L’action doit débuter à 13h00, mais le feu nourri de l’artillerie française cloue les hommes de l’IR 32 jusqu’à 15h00. Puis ils s’élancent de leurs bases de départ, dans le bois de la Grande Côte, et progressent vers le Sud, dans la forêt. Ils passent à quelques centaines de mètres de la 10e Cie du III/51e RI défendant la clairière au Nord de la Grange au Mont. Le Français les aperçoivent et ouvrent le feu, accompagnés dans leurs tirs par les hommes de la 9e Cie se trouvant un peu plus au Nord de la 10e. Mais les Allemands, relativement abrités par les arbres et le relief pentu de la zone, continuent d’avancer. Ils atteignent vers 19h00 la route reliant la Grange au Mont aux Grandes Armoises. Cette progression est particulièrement dangereuse pour les Français, car non seulement l’encerclement se dessine, mais en plus les Allemand ne se trouvent plus qu’à 300 mètres du PC du 51e RI et à moins d’un kilomètre de celui du 67e. Mais la nuit commence à tomber. Les Allemands les plus en pointe font partie de la première compagnie du I/32 IR, sous les ordres de l’Oberfeldwebel Starck. A la tête d’une trentaine de fantassins, le sous-officier continue son avance et débouche sur les Grandes Armoises par l’ouest du village. Il compte progresser jusqu’au bois de Fay.

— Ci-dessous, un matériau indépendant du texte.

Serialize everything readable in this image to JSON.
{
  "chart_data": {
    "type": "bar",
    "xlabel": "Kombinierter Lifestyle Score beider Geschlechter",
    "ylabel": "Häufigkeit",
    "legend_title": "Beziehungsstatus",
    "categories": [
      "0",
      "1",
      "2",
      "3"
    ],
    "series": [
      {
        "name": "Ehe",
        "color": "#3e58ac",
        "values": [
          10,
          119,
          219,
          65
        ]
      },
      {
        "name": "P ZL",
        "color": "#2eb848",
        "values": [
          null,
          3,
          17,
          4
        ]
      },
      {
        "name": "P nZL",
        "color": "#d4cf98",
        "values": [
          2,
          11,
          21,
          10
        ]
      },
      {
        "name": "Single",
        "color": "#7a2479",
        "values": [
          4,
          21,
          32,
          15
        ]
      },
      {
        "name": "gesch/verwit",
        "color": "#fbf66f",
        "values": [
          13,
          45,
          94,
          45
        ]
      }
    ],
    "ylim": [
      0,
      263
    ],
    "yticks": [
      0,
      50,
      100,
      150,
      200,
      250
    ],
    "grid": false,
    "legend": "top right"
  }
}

Mais dans le bois de Fay, et particulièrement à sa lisière nord, les effectifs français sont bien supérieurs aux Allemands. Il y a, à ce moment, le III/67e RI renforcé par une section de la CDAC et les troupes restantes des I et II/67e RI en plus de ceux du II/91e RI. Repéré, le groupe de Starck est accueilli par un feu violent. Se rendant compte de l’impossibilité d’atteindre son premier objectif, le sous-officier reprend sa progression en changeant de cap et avance vers l’Ouest et la lisière du bois du Mont Dieu. Mais il tombe sur le PC du 67e RI installé à côté de celui de la CDAC du régiment d’infanterie. Les Français sont en alerte à cause de la fusillade qui vient d’avoir lieu. Il s’en suit un échange de tir, mais, maintenant que la nuit est tombée, il est impossible de distinguer quoi que ce soit et il n’y a de perte ni d’un côté ni de l’autre.
Bien conscient d’être au beau milieu de l’ennemi, les 30 Allemands commencent à paniquer. Starck décide donc de repartir d’où il vient et fait sonner le clairon pour regrouper ses hommes. Comme il en témoignera après la guerre :
« C’est la seule fois pendant tout le conflit où j’ai du avoir recours au clairon ! »
Dans le camp français la surprise est de taille. Nul ne pensait voir arriver l’ennemi aussi près des PC régimentaires. Les 30 hommes de Starck avec un peu plus de détermination auraient bien pu capturer les PC des 51e et 67e RI presque sans défenses et totalement déstabiliser les deux régiments français. Mais la progression Allemande est donc finalement repoussée."